Beyond the looking glass

The work, 'A simple route to a tunable electromagnetic gateway' is a further advance in the study of metamaterials, published today, Thursday, 14 August, in New Journal of Physics (co-owned by the Institute of Physics and German Physical Society). It has been published at http://stacks.iop.org/NJP/11/083012.

In the research paper, the researchers from the Hong Kong University of Science and Technology and Fudan University in Shanghai describe the concept of a “a gateway that can block electromagnetic waves but that allows the passage of other entities” like a “'hidden portal' as mentioned in fictions.”

The gateway, which is now much closer to reality, uses transformation optics and an amplified scattering effect from an arrangement of ferrite materials called single-crystal yttrium-iron-garnet that force light and other forms of electromagnetic radiation in complicated directions to create a hidden portal.

Previous attempts at an electromagnetic gateway were hindered by their narrow bandwidth, only capturing a small range of visible light or other forms of electromagnetic radiation. This new configuration of metamaterials however can be manipulated to have optimum permittivity and permeability – able to insulate the electromagnetic field that encounters it with an appropriate magnetic reaction.

Because of the arrangement's response to magnetic fields it also has the added advantage of being tunable and can therefore be switched on and off remotely.

Dr Huanyang Chen from the Physics Department at Hong Kong University of Science and Technology has commented, “In the frequency range in which the metamaterial possesses a negative refraction index, people standing outside the gateway would see something like a mirror.

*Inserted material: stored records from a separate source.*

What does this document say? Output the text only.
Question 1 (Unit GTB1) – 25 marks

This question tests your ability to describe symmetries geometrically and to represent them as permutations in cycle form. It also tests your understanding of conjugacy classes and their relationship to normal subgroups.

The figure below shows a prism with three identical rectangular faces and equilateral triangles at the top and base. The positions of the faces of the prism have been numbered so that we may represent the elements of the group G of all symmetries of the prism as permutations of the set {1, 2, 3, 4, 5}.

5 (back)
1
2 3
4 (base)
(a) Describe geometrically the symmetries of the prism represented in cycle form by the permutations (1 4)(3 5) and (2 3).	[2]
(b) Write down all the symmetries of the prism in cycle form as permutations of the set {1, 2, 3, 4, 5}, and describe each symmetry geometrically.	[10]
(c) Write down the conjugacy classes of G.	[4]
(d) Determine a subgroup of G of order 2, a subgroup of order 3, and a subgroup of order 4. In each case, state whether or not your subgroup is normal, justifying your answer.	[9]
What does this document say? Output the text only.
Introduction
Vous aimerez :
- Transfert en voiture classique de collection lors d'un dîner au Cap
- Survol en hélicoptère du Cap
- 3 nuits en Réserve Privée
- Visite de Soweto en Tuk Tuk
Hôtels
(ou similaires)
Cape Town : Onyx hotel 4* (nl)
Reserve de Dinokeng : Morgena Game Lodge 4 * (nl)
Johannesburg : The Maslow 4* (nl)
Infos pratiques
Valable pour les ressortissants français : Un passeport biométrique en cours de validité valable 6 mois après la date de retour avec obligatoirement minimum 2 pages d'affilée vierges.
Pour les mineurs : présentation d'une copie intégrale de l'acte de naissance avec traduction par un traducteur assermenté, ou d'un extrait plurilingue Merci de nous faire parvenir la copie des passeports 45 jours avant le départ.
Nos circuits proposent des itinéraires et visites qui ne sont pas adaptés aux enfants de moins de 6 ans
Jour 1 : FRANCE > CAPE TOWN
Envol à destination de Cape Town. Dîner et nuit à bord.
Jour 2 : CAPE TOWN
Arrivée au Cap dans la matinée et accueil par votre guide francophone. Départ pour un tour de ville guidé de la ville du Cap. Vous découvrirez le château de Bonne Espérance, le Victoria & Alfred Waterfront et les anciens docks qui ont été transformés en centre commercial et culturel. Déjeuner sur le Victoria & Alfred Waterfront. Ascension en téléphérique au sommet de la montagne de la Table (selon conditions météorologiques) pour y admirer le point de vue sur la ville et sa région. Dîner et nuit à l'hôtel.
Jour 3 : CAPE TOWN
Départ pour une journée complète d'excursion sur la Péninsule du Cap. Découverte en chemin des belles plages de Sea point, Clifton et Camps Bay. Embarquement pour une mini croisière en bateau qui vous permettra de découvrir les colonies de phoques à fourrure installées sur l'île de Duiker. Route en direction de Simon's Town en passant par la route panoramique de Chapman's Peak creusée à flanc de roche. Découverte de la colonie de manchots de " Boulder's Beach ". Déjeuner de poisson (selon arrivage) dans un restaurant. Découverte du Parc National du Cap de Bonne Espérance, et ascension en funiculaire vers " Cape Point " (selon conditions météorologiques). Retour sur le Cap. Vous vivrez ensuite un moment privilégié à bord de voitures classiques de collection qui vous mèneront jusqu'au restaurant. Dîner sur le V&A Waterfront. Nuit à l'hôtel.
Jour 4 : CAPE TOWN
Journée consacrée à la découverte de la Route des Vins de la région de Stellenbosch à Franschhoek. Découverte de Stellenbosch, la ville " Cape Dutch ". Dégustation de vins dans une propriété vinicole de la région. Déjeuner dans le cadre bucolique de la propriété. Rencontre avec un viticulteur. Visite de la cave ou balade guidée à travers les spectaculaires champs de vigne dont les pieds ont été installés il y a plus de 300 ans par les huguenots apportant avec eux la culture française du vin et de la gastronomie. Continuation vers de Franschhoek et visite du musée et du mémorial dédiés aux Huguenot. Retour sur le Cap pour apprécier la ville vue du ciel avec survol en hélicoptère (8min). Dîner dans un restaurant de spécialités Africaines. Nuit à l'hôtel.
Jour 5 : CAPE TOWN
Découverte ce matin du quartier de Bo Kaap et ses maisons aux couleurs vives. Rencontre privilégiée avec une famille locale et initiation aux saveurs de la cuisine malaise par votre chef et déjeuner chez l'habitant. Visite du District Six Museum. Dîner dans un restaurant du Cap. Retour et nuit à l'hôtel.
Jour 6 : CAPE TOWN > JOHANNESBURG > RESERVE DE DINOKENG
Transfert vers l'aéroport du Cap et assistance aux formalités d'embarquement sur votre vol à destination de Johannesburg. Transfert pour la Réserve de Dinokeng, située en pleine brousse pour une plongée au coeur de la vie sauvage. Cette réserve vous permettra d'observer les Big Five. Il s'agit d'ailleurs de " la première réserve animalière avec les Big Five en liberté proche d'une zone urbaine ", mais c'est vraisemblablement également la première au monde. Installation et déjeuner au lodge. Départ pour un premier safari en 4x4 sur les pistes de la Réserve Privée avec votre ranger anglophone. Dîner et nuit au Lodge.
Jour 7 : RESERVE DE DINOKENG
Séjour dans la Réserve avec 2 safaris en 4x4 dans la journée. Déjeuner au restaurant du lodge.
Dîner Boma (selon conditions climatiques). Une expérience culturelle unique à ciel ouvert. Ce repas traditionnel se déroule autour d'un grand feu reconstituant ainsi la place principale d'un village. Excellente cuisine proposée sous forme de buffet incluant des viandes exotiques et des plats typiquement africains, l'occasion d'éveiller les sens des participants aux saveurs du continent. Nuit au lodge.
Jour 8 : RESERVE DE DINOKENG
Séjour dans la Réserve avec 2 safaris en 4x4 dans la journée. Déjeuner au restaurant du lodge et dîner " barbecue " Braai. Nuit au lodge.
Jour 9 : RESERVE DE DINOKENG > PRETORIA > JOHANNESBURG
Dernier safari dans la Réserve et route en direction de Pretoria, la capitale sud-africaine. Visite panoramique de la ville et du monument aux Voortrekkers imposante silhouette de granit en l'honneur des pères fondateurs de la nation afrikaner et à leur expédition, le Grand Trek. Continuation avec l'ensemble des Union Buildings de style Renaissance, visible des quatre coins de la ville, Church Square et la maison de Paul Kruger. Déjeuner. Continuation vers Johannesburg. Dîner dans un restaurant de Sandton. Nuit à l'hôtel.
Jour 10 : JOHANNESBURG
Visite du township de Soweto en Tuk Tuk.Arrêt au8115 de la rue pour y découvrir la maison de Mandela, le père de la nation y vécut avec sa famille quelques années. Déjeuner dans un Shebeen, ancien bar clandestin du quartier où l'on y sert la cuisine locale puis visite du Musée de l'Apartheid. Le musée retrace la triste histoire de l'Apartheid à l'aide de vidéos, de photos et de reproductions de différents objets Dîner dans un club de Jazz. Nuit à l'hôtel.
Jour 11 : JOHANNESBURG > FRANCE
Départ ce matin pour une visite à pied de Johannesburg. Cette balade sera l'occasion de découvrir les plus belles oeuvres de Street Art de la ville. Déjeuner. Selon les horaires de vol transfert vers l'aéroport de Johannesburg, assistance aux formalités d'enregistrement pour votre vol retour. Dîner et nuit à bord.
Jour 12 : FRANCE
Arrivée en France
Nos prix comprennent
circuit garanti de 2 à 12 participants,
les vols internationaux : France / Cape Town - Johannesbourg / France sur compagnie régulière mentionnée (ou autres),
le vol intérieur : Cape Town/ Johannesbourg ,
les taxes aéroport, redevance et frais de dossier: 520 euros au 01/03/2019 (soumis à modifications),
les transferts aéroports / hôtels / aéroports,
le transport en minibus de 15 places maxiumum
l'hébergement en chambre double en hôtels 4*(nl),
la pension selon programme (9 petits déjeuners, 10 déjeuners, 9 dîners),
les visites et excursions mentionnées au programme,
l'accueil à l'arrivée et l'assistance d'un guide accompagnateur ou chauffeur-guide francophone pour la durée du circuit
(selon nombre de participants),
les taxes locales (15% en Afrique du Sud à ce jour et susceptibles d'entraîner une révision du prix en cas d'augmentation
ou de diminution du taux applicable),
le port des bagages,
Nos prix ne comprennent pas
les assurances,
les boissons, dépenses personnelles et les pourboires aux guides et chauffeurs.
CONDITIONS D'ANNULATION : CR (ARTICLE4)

Whether it can block all visible light depends on whether one can make a metamaterial that has a negative refractive index from 300 to 800 nanometres.”

Metamaterials, the area of physics research behind the possible creation of a real Harry Potter-style invisibility cloak, are exotic composite materials constructed at the atomic (rather than the usual chemical) level to produce materials with properties beyond those which appear naturally.